I think people place far too much value on this kind of ‘chemistry’. It has been my experience that major attraction can grow from love even if at first you weren’t dying to jump someone’s bones.

It depends how attractive you are. If you’re one of the “beautiful people,” you have a greater chance that someone will feel the same about you. However, if you’re average-looking, or worse, the odds are against you.

I’ve always had excellent taste in men, but I myself am less-than-average looking. So almost all of my love affairs have been totally one-sided. But then I met My Guy, who’s a perfect 10, and thinks I am too. He’s a keeper.

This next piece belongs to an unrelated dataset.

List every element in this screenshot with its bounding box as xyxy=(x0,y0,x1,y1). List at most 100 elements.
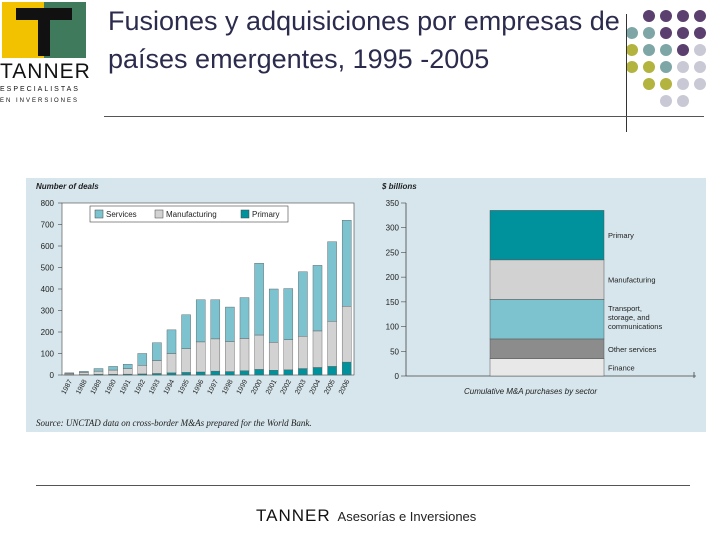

I’ve had a lot of problems with guys who were attracted to me but I wasn’t attracted to them. So not always, no. And since I do be attracted to other guys, my guess is that I’m not just some sort of frigid cow.

In a perfect world maybe. But I will say knowing that someone’s attracted to you will often increase your attraction towards them, unless you feel that person is horribly beneath your standards. That seems to be the case for me at least, as I’ve noticed that when someone seems to be attracted to me, I start to think of them differently, even though I might’ve had a more indifferent attitude towards them initially.

Have you actually been a teenager before? :dubious:

If attraction is mutual, Carmen Electra should be smashing down my door with a battering hammer right about now.

/waits patiently at the door…

(sigh)

:slight_smile: Unfortunately, yes. Maybe what I’m getting at is what Rubystreak said–that it’s a subconscious thing when I can tell someone reciprocates the attraction. And that someone who doesn’t becomes less attractive because there isn’t the chemistry of the mutual thing.